Open nemobis opened 9 years ago
This affected over 400 wikis out of 5800 uploaded so far. SketchCow moved them to the correct collection, but we still need to fix the metadata. So, either we discover how to override previous metadata via curl or we need to switch to ia-wrapper (https://pypi.python.org/pypi/internetarchive ) anyway. Hopefully that will make things more robust, although there is clearly a limit given we're just scraping that info from random HTML.
pir², as you noted at https://archive.org/details/wiki-ropewikicom , perhaps the worse lack is originalurl. Assigning to you because you're already working on https://github.com/jjjake/ia-wrapper#modifying-metadata-from-python ; once that's done, at some point I'll redownload those wikis and the metadata will be restored.
It would still be nice to add originalurl and so on to the items which are missing it.
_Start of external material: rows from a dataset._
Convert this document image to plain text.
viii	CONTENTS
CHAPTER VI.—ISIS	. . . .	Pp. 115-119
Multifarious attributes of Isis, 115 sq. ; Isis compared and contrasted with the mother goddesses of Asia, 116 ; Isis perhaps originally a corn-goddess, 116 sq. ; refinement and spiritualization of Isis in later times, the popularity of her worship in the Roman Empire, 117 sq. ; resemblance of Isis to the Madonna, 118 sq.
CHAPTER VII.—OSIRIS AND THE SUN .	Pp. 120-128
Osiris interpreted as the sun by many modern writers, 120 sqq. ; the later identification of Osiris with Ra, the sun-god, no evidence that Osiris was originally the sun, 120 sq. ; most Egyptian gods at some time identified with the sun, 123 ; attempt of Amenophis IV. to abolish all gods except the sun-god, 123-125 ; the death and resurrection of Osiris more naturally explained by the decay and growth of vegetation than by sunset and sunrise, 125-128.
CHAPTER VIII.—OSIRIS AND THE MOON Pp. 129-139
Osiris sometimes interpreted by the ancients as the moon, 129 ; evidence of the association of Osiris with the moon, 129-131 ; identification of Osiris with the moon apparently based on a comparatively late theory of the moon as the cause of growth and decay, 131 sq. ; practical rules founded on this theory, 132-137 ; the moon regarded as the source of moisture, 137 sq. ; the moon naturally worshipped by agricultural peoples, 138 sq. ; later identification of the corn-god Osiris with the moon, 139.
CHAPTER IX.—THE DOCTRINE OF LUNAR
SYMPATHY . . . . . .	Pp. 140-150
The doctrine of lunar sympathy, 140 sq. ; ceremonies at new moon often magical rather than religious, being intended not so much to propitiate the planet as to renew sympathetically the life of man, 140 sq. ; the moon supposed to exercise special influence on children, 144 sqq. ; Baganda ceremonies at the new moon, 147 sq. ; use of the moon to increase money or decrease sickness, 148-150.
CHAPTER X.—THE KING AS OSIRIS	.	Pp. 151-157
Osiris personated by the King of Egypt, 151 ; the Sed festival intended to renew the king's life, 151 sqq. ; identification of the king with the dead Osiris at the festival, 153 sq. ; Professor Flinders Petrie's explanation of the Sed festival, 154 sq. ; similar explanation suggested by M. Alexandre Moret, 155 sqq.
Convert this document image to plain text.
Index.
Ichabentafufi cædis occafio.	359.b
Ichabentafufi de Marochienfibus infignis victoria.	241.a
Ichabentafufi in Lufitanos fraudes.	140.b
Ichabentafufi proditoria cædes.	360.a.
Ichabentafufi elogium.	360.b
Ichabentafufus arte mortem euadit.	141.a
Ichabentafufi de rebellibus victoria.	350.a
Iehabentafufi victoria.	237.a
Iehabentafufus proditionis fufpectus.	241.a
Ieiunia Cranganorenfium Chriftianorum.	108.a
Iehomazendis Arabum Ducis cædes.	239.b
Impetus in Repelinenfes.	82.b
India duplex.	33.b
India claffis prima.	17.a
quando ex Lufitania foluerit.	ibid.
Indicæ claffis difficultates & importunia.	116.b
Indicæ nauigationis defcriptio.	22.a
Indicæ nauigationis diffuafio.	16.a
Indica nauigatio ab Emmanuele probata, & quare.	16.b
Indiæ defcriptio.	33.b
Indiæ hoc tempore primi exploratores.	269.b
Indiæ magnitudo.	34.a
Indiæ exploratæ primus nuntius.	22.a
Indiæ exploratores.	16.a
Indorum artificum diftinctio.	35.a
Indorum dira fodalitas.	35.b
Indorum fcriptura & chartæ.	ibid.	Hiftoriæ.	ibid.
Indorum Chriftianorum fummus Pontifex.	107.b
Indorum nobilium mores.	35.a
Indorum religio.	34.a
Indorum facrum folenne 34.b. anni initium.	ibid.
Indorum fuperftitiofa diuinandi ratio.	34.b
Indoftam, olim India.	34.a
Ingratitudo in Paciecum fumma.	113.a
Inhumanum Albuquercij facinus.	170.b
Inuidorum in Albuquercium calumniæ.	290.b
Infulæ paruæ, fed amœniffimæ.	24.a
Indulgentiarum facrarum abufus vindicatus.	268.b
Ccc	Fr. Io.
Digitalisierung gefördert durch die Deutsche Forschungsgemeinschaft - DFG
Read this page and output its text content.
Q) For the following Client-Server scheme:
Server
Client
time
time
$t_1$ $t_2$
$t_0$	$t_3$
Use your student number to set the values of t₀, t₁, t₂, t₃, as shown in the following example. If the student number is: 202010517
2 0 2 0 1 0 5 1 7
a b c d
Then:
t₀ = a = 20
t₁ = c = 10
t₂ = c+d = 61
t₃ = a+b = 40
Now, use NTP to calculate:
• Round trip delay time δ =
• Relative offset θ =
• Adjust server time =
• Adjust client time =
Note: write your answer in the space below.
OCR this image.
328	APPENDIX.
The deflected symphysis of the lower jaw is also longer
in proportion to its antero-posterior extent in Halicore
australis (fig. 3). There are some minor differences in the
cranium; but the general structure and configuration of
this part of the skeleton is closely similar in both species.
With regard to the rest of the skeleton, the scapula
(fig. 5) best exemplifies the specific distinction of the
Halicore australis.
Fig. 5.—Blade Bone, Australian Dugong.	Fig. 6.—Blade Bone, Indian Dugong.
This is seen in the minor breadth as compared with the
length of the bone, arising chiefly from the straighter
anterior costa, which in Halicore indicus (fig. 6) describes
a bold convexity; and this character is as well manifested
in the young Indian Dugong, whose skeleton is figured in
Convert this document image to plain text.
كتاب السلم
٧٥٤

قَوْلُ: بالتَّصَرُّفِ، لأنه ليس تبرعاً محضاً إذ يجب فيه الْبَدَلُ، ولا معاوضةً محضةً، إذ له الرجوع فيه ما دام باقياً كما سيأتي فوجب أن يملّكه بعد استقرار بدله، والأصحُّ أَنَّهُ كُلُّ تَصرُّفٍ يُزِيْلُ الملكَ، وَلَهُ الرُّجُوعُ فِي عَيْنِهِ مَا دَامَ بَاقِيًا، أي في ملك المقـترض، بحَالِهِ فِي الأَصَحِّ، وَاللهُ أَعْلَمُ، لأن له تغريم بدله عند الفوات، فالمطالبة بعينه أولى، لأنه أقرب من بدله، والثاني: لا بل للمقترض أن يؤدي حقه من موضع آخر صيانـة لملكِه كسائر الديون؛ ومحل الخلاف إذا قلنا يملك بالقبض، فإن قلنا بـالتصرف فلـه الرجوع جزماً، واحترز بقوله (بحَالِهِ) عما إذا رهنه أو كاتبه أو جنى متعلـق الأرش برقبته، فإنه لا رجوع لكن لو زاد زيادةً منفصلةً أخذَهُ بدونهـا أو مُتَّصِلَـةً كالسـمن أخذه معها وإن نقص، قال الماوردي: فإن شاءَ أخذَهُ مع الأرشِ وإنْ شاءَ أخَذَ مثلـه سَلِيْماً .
There are about a thousand (although in some cases it's ok, e.g. Wikia image dumps), list attached from ~/.local/bin/ia search -f originalurl "collection:wikiteam -subject:wikispaces -collection:wikimediacommons -subject:kiwix" | grep -v originalurl | jq .identifier
.
The most tedious thing is to download the files from IA, because that can take ages. We could either mass download the (smaller) items and then extract the files, or write some script with some heuristic.
The most tedious thing is to download the files from IA
Actually I'm (now) wrong, because the 7z viewer was implemented! Now we can download the siteinfo.json directly, as long as we know the filename of the 7z (which is trivial from the ia library): https://archive.org/download/wiki-jackmcbarninsomnia247nl_w/jackmcbarninsomnia247nl_w-20141127-wikidump.7z/siteinfo.json
https://archive.org/details/wiki-jackmcbarninsomnia247nl_w I note that S3 is currently very weird, probably overloaded: it sometimes hangs connections for minutes or interrupts uploads before they complete. But this is more likely to be (again) some incorrect escaping of something on our end.